Analysing text data by time-series feature engineering
Dr Andreas W. Kempa-Liehr, Senior Lecturer, Engineering Science; Yichen Tang, Graduate Teaching Assistant, Computer Science; Dr Kelly Blincoe, Senior Lecturer, Department of Electrical, Computer and Software Engineering
Language in its diversity and specificity is one of the key cultural characteristics of humanity. Driven by the increasing volume of digitized written and spoken language, the fields of computational linguistics and natural language processing transform written and spoken language to extract meaning.

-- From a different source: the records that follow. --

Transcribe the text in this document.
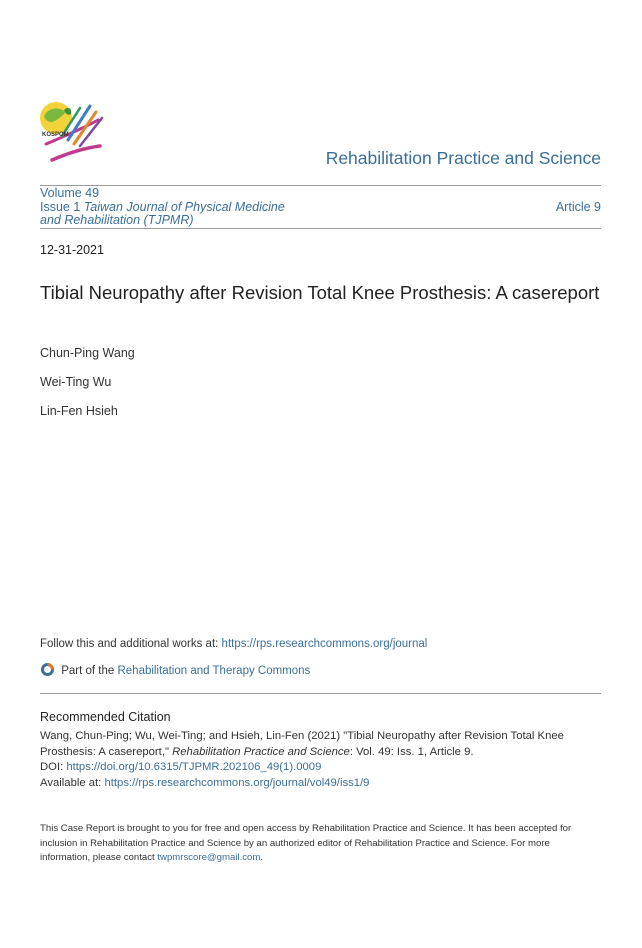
KOSPOM
Rehabilitation Practice and Science
Volume 49
Issue 1 Taiwan Journal of Physical Medicine
and Rehabilitation (TJPMR)
Article 9
12-31-2021
Tibial Neuropathy after Revision Total Knee Prosthesis: A casereport
Chun-Ping Wang
Wei-Ting Wu
Lin-Fen Hsieh
Follow this and additional works at: https://rps.researchcommons.org/journal
Part of the Rehabilitation and Therapy Commons
Recommended Citation
Wang, Chun-Ping; Wu, Wei-Ting; and Hsieh, Lin-Fen (2021) "Tibial Neuropathy after Revision Total Knee Prosthesis: A casereport," Rehabilitation Practice and Science: Vol. 49: Iss. 1, Article 9.
DOI: https://doi.org/10.6315/TJPMR.202106_49(1).0009
Available at: https://rps.researchcommons.org/journal/vol49/iss1/9
This Case Report is brought to you for free and open access by Rehabilitation Practice and Science. It has been accepted for inclusion in Rehabilitation Practice and Science by an authorized editor of Rehabilitation Practice and Science. For more information, please contact twpmrscore@gmail.com.
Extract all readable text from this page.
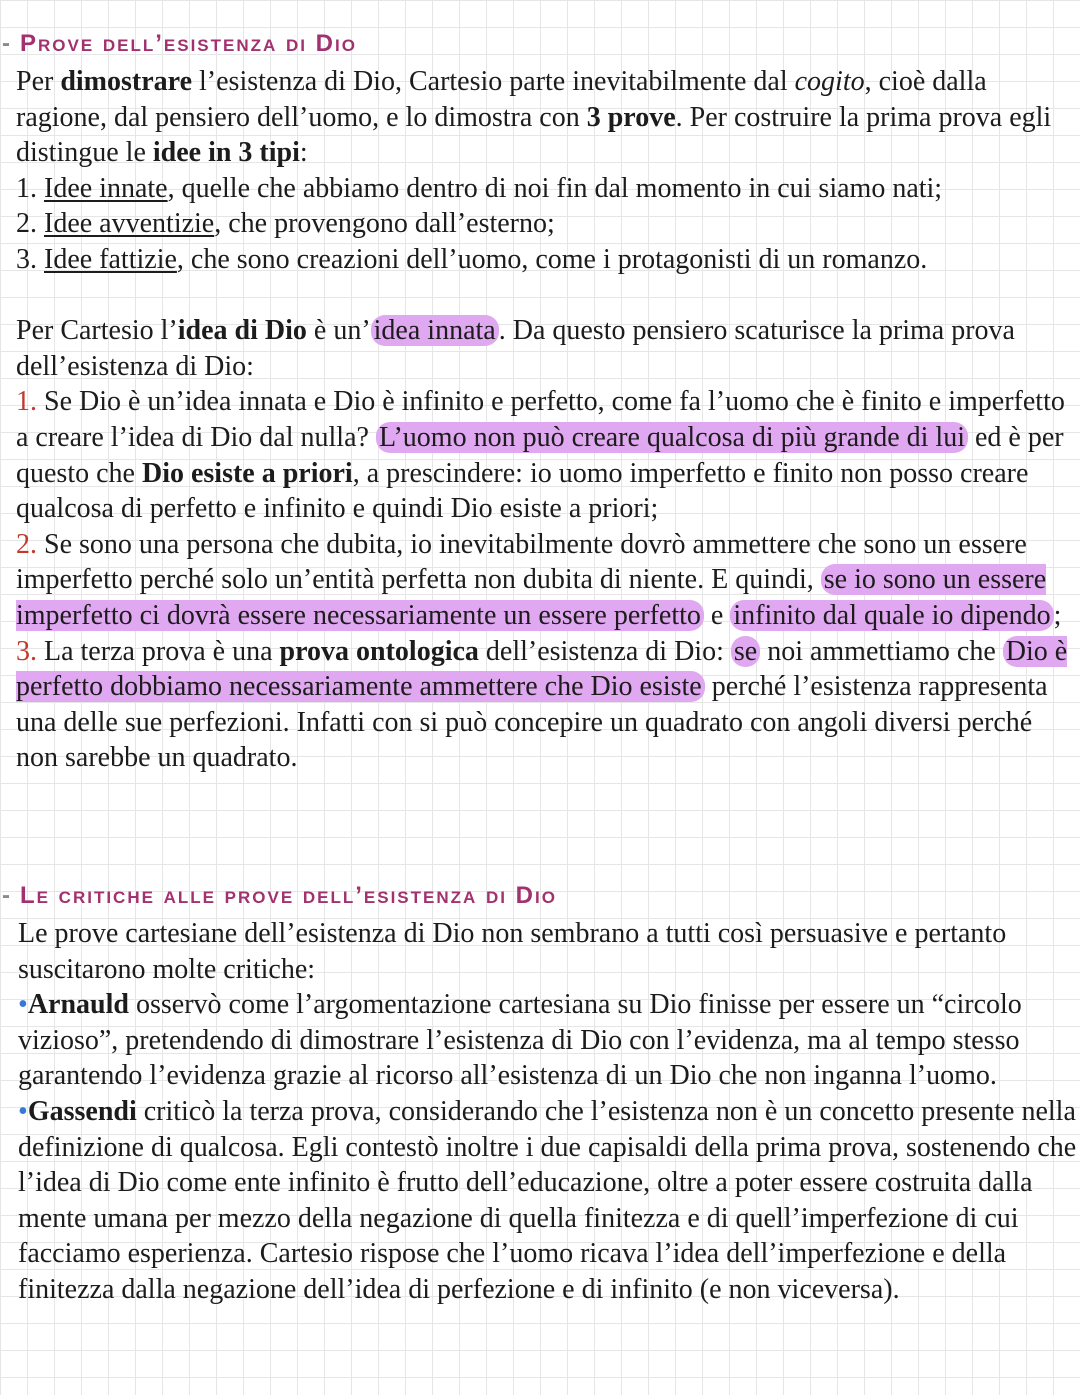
- Prove dell’esistenza di Dio

Per dimostrare l’esistenza di Dio, Cartesio parte inevitabilmente dal cogito, cioè dalla ragione, dal pensiero dell’uomo, e lo dimostra con 3 prove. Per costruire la prima prova egli distingue le idee in 3 tipi:

1. Idee innate, quelle che abbiamo dentro di noi fin dal momento in cui siamo nati;

2. Idee avventizie, che provengono dall’esterno;

3. Idee fattizie, che sono creazioni dell’uomo, come i protagonisti di un romanzo.

Per Cartesio l’idea di Dio è un’ idea innata . Da questo pensiero scaturisce la prima prova dell’esistenza di Dio:

1. Se Dio è un’idea innata e Dio è infinito e perfetto, come fa l’uomo che è finito e imperfetto a creare l’idea di Dio dal nulla? L’uomo non può creare qualcosa di più grande di lui ed è per questo che Dio esiste a priori, a prescindere: io uomo imperfetto e finito non posso creare qualcosa di perfetto e infinito e quindi Dio esiste a priori;

2. Se sono una persona che dubita, io inevitabilmente dovrò ammettere che sono un essere imperfetto perché solo un’entità perfetta non dubita di niente. E quindi, se io sono un essere imperfetto ci dovrà essere necessariamente un essere perfetto e infinito dal quale io dipendo ;

3. La terza prova è una prova ontologica dell’esistenza di Dio: se noi ammettiamo che Dio è perfetto dobbiamo necessariamente ammettere che Dio esiste perché l’esistenza rappresenta una delle sue perfezioni. Infatti con si può concepire un quadrato con angoli diversi perché non sarebbe un quadrato.

- Le critiche alle prove dell’esistenza di Dio

Le prove cartesiane dell’esistenza di Dio non sembrano a tutti così persuasive e pertanto suscitarono molte critiche:

•Arnauld osservò come l’argomentazione cartesiana su Dio finisse per essere un “circolo vizioso”, pretendendo di dimostrare l’esistenza di Dio con l’evidenza, ma al tempo stesso garantendo l’evidenza grazie al ricorso all’esistenza di un Dio che non inganna l’uomo.

•Gassendi criticò la terza prova, considerando che l’esistenza non è un concetto presente nella definizione di qualcosa. Egli contestò inoltre i due capisaldi della prima prova, sostenendo che l’idea di Dio come ente infinito è frutto dell’educazione, oltre a poter essere costruita dalla mente umana per mezzo della negazione di quella finitezza e di quell’imperfezione di cui facciamo esperienza. Cartesio rispose che l’uomo ricava l’idea dell’imperfezione e della finitezza dalla negazione dell’idea di perfezione e di infinito (e non viceversa).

Both written and spoken language are temporally encoded information. This is quite clear for spoken language, which for example might be recorded as an electrical signal of a microphone. Yet, written language appears static due to its encoding in words and symbols. Our recent work has shown that the classical approaches for feature engineering for text samples can be extended by integrating techniques which have been introduced in the context of time series classification and signal processing (Tang et al., 2020). The general idea of our feature engineering approach is to tokenize the text samples under consideration and map each token to a number, which measures a specific property of the token. Consequently, each text sample becomes a language time series, which is generated from consecutively emitted tokens, and time is represented by the position of the respective token within the text sample (Fig. 1). The resulting language time series can be characterised by collections of established time series feature extraction algorithms from time series analysis and signal processing (Christ et al., 2018). Our approach maps each text sample (irrespective of its original length) to 3970 stylometric features.
Our proposed feature engineering technique for short text data is applied to two different corpora, which are discussed as examples for authorship attribution problems: the Federalist Papers data set (Hamilton et al., 1998) and the Spooky Books data set (Kaggle, 2018). The latter comprises 19579 sentences from spooky novels of three famous authors: Edgar Allan Poe (EAP), HP Lovecraft (HPL) and Mary Wollstonecraft Shelley (MWS), so both the genre and the topic of the documents have been controlled.
We demonstrate that our proposed language time series features can be successfully combined with standard machine learning approaches for natural language processing and have the potential to improve the classification performance. Furthermore, our suggested feature engineering approach can be used for visualizing differences and commonalities of stylometric features. This is demonstrated in Fig. 2, which shows discrimination maps for the first three principle components of the Spooky Books data set. The separation of the three primary colors demonstrates that the extracted features indeed capture differences between the three authors. The figures also indicate the location of two example sentences. The sentence indicated by the white cross was written by Mary Wollstonecraft Shelley: “’ Let me go,’ he cried; ’monster Ugly wretch You wish to eat me and tear me to pieces.” The sentence indicated by the plus symbol was written by HP Lovecraft: “The rabble were in terror, for upon an evil tenement had fallen a red death beyond the foulest previous crime of the neighbourhood.”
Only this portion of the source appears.